Bond Street: The Cradle of Baires Subculture
Bond Street: The Cradle of Baires Subculture
Walking down Calle Santa Fe through the posh Recoleta district of Buenos Aires, one can spend hours window shopping the best of Argentine and international style. Continue past Calle Peña and the smell of tobacco (among other things) emanating from a cavern gallery hints at the alternative world that exists past the portico. Entering a labyrinthine three-floor gallery, the artistic graffiti splashed on the walls and neon signs advertising the talents of its resident tattoo artists signals you have crossed into the Argentine subculture of Bond Street.
Bond Street may be in the center of the traditional bourgeois of Buenos Aires but its style is a different cut from the tight European styles and elitist monogrammed polos of the stores that surround it. Here is where the black eyeshadowed-lip-pierced goths and the tight mocking hipster t-shirt mingle peacefully next to the shaved punks spilling out of tattoo parlors. Renown by local Porteños (natives of Buenos Aires) and by connected internationals as a place of alternative fashion, few recognize its historical importance.
In the 50’s Bond Street began as one of the most exclusive galleries in Buenos Aires, it claimed the most fashionable European designers of the time such as Pierre Cardin. As the dictatorship dragged on the gallery lost its prestige and many of its upscale boutiques left. During the transition to democracy a businessman by the name of Salomon Cohen bought much of the real estate in the gallery and allowed alternative music stores to take advantage of economical rents on the first floor. Young Porteños, hungry for international culture that had been restricted during the dictatorship, flocked to its stores. Its reputation for counter culture was born.
Eduardo Bengoa is an independent designer who has sold his own label Avengers in Bond Street for over ten years. He explains how Bond Street changed over time, “ After the first alternative stores entered, the gallery followed the international fads, in the 80’s the punk scene was big…a punk bar opened, attracted the punks to the scene and gallery transformed itself. In the 90’s the American grunge and skate scene took over, tattoo parlors and skate shops opened and Bond Street continued to evolutionize with the times.”
The most innovative period happened in the second half of the 90’s when Bond Street grew from following foreign trends to developing its own distinct style. The graduates of the first fashion degree program in Argentina at the prestigious University of Buenos Aires launched their labels in Bond Street. They opened stores and marketed their labels where they had shopped as youngsters. Several survived and a few notable Argentine designers such as Miuki Madeliere, Marcelo Ortega and the Hermanos Estevez reached international acclaim.

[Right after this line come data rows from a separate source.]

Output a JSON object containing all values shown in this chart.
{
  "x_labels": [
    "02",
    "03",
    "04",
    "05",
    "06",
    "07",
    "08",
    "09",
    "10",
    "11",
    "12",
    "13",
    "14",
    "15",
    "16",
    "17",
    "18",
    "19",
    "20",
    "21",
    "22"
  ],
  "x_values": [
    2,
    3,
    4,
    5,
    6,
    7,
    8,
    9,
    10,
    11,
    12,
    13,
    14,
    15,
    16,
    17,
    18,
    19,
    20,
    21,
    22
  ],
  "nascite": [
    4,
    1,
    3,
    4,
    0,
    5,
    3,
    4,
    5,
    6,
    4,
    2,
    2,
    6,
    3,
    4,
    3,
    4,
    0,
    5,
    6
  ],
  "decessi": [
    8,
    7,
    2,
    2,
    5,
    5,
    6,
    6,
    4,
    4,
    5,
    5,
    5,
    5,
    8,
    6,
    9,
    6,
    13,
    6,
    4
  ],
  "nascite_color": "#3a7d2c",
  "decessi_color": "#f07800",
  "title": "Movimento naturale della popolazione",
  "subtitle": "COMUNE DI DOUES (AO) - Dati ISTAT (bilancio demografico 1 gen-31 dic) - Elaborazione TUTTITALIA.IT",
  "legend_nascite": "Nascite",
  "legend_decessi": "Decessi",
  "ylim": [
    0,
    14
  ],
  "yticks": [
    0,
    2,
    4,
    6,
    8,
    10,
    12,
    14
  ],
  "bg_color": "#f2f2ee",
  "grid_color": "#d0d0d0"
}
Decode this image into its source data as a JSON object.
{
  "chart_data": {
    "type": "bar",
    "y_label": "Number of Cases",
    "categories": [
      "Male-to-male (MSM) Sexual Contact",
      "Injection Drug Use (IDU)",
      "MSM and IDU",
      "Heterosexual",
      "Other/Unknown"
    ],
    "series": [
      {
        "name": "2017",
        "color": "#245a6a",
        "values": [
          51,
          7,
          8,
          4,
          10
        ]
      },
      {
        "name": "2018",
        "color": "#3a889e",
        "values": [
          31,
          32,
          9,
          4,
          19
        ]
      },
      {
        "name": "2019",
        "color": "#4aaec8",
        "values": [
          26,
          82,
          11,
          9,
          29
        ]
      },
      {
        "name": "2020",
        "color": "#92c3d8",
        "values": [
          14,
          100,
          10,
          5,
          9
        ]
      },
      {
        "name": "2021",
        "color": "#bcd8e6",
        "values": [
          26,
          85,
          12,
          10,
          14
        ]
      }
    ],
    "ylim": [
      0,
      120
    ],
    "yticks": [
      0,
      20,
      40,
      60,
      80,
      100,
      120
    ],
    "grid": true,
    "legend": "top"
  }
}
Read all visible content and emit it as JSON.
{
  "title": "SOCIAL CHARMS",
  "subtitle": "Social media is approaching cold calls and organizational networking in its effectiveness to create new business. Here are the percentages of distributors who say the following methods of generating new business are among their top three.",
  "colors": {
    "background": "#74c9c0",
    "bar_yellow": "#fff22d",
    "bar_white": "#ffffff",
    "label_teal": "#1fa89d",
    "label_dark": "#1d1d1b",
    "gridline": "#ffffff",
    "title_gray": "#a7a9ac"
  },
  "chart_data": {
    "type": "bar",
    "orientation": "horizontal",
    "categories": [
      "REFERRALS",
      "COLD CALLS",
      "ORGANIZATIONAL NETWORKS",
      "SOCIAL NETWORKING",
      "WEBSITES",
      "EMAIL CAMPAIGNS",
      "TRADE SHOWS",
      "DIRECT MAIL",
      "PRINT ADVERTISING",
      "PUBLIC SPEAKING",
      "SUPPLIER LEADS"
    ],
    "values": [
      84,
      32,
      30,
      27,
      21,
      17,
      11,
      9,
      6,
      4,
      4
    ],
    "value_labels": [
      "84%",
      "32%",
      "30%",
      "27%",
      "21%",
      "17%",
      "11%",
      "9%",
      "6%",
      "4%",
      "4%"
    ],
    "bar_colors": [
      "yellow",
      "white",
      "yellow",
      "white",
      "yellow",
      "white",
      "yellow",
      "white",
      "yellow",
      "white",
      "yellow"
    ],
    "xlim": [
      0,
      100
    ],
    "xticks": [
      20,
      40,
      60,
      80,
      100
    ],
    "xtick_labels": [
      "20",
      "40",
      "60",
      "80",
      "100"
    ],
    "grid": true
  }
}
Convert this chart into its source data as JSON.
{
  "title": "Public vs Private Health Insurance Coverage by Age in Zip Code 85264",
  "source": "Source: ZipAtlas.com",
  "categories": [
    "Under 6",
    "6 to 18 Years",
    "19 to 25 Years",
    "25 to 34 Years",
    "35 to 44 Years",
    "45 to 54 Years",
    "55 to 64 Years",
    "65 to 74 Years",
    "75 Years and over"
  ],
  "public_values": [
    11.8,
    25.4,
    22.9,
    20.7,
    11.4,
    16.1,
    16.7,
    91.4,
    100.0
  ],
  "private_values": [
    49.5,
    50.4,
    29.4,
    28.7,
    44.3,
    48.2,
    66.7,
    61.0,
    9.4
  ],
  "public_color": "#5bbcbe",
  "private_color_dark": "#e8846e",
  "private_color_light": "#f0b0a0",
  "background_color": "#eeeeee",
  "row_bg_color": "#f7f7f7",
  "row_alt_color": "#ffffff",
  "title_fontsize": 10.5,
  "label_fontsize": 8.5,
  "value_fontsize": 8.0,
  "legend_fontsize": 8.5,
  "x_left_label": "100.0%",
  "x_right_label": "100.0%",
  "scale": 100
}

Despites its deficiencies the Argentine government was effective in developing the domestic fashion industry. Many shopping districts like Soho Palermo and San Telmo have been recently renovated attracting high-end stores and fashion conscious tourists to its cobblestone streets. Also, the government supports many international fashion and design competitions like Fashion Week Buenos Aires to raise the profile of Argentine designers in the eyes of the prestigious international firms. These efforts have raised the profile of Argentine style and crowned Buenos Aires as the current fashion capital of Latin America.
The current proprietor of Bond Street, Fredrico Cohen, is the son of the original investor who oversaw its transformation. He plans to take Bond Street into the digital age through a website dedicated to Bond Street with links to the blogs of the individual stores. Fredrico explains his aim, “to give an idea of what it is like to be an independent designer in one of the most competitive environments in the world”.
Today, Bond Street represents its history well with skate shops, tattoo parlors and punk fashion, but remains loyal to its reputation for debuting the newest trends due to courageous, independent designers. Eduardo summarizes, “Argentine fashion owes much to Bond Street, it was the inspiration for many of the current designers and the nursery where it bloomed”.
Hunting through the innovative and stylish clothes of Bond Street, it is thrilling to discover the most unique pieces hidden between the hangers. The stores along Bond Street are refreshingly personal and independent. The clerks that sell the clothing are often the designers themselves. Weaving through groups of eclectic fashionistas decked out in grunge, punk or hipster-like clothing, one stumbles upon a store blasting Argentine reggae over a recording of Mumia Abu Jamal preaching solidarity. Bond Street is another dimension.